L’annonce a fait beaucoup de bruit dans les médias comme chez les partis politiques : la droite félicite ce lundi 1er février 2016 le gouvernement d’avoir pensé à instaurer la dégressivité des allocations chômage, la gauche de la gauche critique la décision. Toutefois, rien n’a encore été signé, la négociation ne commençant qu’à la mi-février.

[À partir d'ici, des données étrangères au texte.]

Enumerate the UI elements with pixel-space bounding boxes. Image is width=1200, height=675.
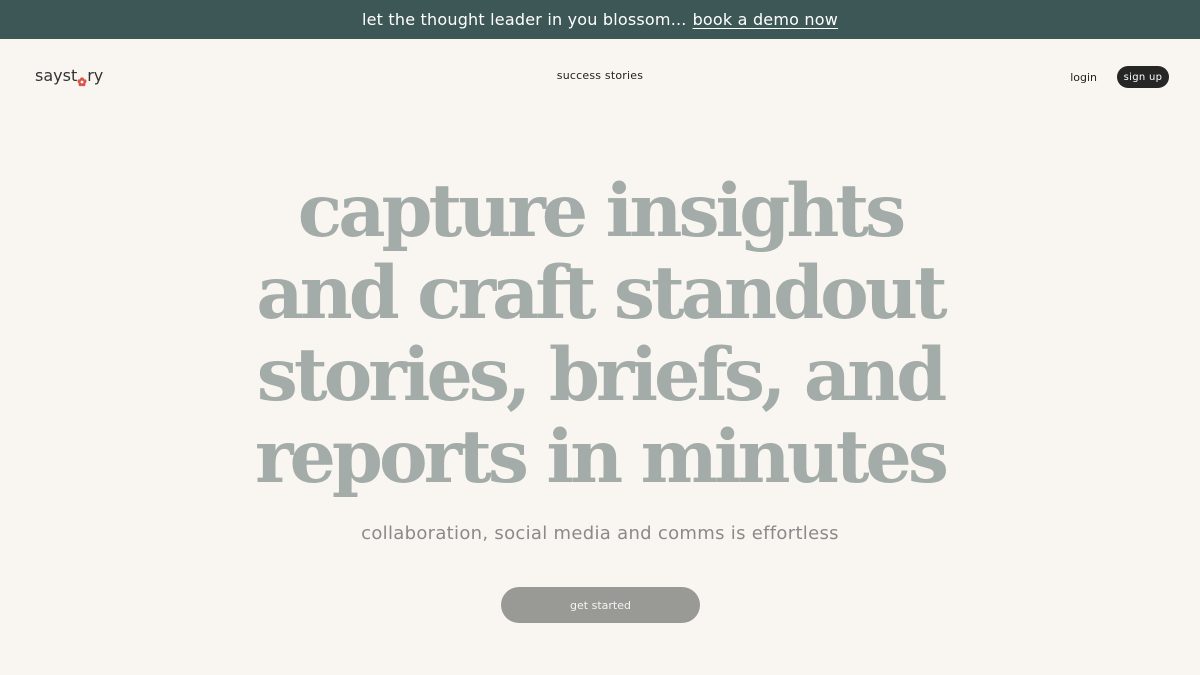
hero-headline: capture insights and craft standout stor…	[0, 170, 1200, 498]
nav-success-stories[interactable]: success stories	[557, 69, 643, 82]
sign-up-button[interactable]: sign up	[1117, 66, 1169, 88]
login-link[interactable]: login	[1070, 71, 1097, 84]
book-demo-link[interactable]: book a demo now	[693, 10, 838, 29]
headline-line: capture insights	[297, 168, 906, 254]
hero-section: capture insights and craft standout stor…	[0, 170, 1200, 498]
announcement-banner: let the thought leader in you blossom...…	[0, 0, 1200, 39]
headline-line: stories, briefs, and	[256, 332, 948, 418]
auth-nav: login sign up	[1070, 66, 1169, 88]
headline-line: and craft standout	[256, 250, 947, 336]
hero-subheadline: collaboration, social media and comms is…	[361, 523, 839, 544]
banner-text: let the thought leader in you blossom...	[361, 10, 687, 29]
site-header: sayst ry success stories login sign up	[0, 39, 1200, 117]
get-started-button[interactable]: get started	[501, 587, 700, 623]
main-nav: success stories	[0, 69, 1200, 82]
headline-line: reports in minutes	[255, 414, 949, 500]
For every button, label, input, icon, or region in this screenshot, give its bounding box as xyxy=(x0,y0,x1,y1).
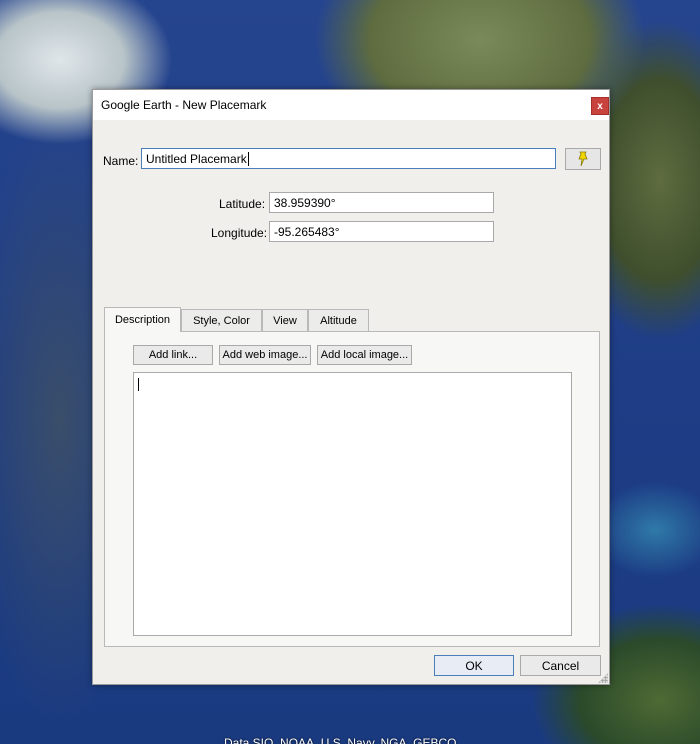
tab-description[interactable]: Description xyxy=(104,307,181,332)
close-icon: x xyxy=(597,100,603,112)
tab-view-label: View xyxy=(273,314,297,327)
add-local-image-button[interactable]: Add local image... xyxy=(317,345,412,365)
close-button[interactable]: x xyxy=(591,97,609,115)
tab-view[interactable]: View xyxy=(262,309,308,331)
cancel-button[interactable]: Cancel xyxy=(520,655,601,676)
add-link-button[interactable]: Add link... xyxy=(133,345,213,365)
tab-style-color-label: Style, Color xyxy=(193,314,250,327)
text-caret xyxy=(247,151,249,166)
dialog-title: Google Earth - New Placemark xyxy=(101,98,267,112)
text-caret xyxy=(138,378,139,391)
dialog-titlebar[interactable]: Google Earth - New Placemark x xyxy=(93,90,609,120)
tab-altitude[interactable]: Altitude xyxy=(308,309,369,331)
new-placemark-dialog: Google Earth - New Placemark x Name: Unt… xyxy=(92,89,610,685)
longitude-value: -95.265483° xyxy=(274,224,340,239)
placemark-icon-button[interactable] xyxy=(565,148,601,170)
longitude-label: Longitude: xyxy=(211,226,268,240)
description-panel: Add link... Add web image... Add local i… xyxy=(104,331,600,647)
latitude-input[interactable]: 38.959390° xyxy=(269,192,494,213)
add-web-image-button[interactable]: Add web image... xyxy=(219,345,311,365)
ok-button[interactable]: OK xyxy=(434,655,514,676)
name-input[interactable]: Untitled Placemark xyxy=(141,148,556,169)
tab-style-color[interactable]: Style, Color xyxy=(181,309,262,331)
pushpin-icon xyxy=(578,151,588,167)
map-attribution: Data SIO, NOAA, U.S. Navy, NGA, GEBCO xyxy=(224,736,457,744)
tab-description-label: Description xyxy=(114,314,171,326)
description-textarea[interactable] xyxy=(133,372,572,636)
longitude-input[interactable]: -95.265483° xyxy=(269,221,494,242)
name-label: Name: xyxy=(103,154,139,168)
tab-altitude-label: Altitude xyxy=(320,314,357,327)
latitude-label: Latitude: xyxy=(219,197,266,211)
latitude-value: 38.959390° xyxy=(274,195,336,210)
name-input-value: Untitled Placemark xyxy=(146,151,247,166)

Myriam El Khomri n’est pas la seule au gouvernement à réfléchir s’il faille réinstaurer la dégressivité des allocations chômage : ce lundi 1er février 2016 Michel Sapin s’est également prononcé sur le sujet. Il confirme qu’une telle réforme n’est plus un « tabou » sans pour autant se prononcer en sa faveur ou contre cette dernière.
Mais la situation est critique : la hausse du nombre de chômeurs commencée sous le quinquennat de Nicolas Sarkozy et qui a continué depuis l’élection de François Hollande augmente le coût pour l’Etat du régime d’Assurance Chômage. LA dette de celui-ci pourrait atteindre 29,4 milliards d’euros fin 2016.
Le gouvernement doit donc trouver une solution pour réduire le coût du régime. Or seules deux pistes sont possibles : réduire le nombre de chômeurs ou réduire les allocations.